International Treaties for Climate Change
The Paris Agreement was adopted in December 2015 at the United Nations Framework Convention on Climate Change (UNFCC) conference (COP 21), which provides a credible framework for achieving decarbonization, with long-term goals to combat climate change and a flexible structure based on contributions from individual governments. The signing states agreed to reducing the increase in temperature to less than 2 degrees Celsius over preindustrial levels, with attempts to reduce this to 1.5 degrees Celsius, with the ultimate objective of reaching carbon neutrality in the second part of the century as soon as practicable.
Despite the triumph of COP 21, many issues about the Agreement remain unanswered. The Paris Agreement implementation guidelines were agreed at COP 24 in Katowice, Poland, in 2018 (the so-called Paris Rulebook). The pledge to attain Global Neutrality by 2050 was reiterated at COP 26 in Glasgow in 2021.
The path to decarbonization is obvious, and it is known as the energy transition: the transfer from a fossil-fuel-based energy mix to one with zero carbon emissions and based on renewable energy sources.
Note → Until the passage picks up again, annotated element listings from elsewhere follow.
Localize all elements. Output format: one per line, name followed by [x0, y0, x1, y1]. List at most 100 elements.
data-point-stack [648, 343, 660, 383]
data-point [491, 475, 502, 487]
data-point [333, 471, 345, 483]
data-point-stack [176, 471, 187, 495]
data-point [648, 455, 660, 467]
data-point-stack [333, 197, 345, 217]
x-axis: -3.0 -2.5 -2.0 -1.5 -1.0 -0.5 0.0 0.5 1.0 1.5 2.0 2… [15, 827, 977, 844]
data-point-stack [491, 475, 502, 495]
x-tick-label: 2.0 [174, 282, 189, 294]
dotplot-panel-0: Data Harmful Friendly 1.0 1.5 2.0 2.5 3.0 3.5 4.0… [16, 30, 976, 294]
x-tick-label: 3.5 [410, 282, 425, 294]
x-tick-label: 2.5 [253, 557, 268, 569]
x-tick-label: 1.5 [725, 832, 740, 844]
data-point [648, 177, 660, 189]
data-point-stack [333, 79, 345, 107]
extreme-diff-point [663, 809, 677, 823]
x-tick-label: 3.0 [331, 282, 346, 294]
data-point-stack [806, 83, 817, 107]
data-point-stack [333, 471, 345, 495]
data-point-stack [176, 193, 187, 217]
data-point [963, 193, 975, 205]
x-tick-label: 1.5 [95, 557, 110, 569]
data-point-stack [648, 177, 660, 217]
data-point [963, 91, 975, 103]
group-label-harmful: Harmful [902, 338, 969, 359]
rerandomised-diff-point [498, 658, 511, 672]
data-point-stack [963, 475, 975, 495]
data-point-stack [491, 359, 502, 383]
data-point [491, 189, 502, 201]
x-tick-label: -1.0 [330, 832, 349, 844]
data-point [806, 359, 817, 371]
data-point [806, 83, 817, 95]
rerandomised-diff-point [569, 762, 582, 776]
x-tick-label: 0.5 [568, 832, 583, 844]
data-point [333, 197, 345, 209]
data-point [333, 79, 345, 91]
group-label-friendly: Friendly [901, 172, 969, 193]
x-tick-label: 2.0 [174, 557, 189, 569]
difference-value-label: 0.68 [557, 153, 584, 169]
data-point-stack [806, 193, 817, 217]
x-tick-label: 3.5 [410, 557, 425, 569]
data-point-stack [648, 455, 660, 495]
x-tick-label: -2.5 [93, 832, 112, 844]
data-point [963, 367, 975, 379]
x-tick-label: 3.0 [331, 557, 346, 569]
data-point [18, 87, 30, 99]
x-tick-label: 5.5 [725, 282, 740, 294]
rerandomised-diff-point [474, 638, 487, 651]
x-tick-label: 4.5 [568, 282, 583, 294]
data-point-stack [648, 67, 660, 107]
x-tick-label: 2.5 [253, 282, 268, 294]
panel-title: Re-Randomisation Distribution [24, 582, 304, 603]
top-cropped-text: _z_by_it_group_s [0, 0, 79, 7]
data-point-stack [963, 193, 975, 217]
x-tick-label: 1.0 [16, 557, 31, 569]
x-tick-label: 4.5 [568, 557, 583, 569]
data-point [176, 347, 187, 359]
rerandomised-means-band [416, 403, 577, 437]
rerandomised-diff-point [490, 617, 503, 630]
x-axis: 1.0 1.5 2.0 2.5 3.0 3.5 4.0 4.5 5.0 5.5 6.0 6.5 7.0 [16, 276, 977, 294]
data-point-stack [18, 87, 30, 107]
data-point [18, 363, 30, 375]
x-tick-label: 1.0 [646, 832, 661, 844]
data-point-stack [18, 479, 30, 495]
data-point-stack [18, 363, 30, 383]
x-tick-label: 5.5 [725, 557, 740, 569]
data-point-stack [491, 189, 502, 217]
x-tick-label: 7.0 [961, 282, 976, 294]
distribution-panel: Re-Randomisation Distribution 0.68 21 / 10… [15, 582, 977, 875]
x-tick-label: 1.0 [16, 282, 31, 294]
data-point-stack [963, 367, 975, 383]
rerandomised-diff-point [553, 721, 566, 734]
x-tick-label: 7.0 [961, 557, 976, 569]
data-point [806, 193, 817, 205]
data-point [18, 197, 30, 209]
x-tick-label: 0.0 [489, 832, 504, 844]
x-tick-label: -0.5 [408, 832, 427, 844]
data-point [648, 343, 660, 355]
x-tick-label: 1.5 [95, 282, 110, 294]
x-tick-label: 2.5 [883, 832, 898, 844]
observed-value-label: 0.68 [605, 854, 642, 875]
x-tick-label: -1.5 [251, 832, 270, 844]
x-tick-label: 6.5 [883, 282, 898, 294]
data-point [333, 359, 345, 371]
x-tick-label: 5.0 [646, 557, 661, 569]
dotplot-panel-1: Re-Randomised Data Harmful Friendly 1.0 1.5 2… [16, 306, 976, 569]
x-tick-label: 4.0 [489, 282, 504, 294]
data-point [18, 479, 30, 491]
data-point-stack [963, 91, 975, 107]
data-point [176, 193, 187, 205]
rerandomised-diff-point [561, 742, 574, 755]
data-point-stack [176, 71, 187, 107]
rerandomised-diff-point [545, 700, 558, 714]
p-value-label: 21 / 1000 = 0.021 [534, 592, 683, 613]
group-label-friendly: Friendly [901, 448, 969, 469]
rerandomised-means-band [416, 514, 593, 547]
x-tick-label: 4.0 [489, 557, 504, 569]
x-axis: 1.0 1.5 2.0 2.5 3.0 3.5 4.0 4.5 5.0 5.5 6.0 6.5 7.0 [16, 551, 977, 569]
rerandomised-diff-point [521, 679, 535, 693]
Decarbonization technologies currently exist, are efficient, and should be utilized at all levels. The electrification of final consumption will make a substantial contribution to decarbonization. This entails replacing fossil fuel-based technology in all sectors – from households to local and long-distance transportation to heavy industry – with systems that utilize renewable power, decreasing not just greenhouse gas emissions but also air pollution, particularly in cities.
Science provides precise facts, estimates, and well researched future situations. Climate change has no bounds and will not abate on its own. A significant cultural revolution, a real paradigm shift, is necessary. There is already considerable consensus on what needs to be done; now it is time to make it a reality.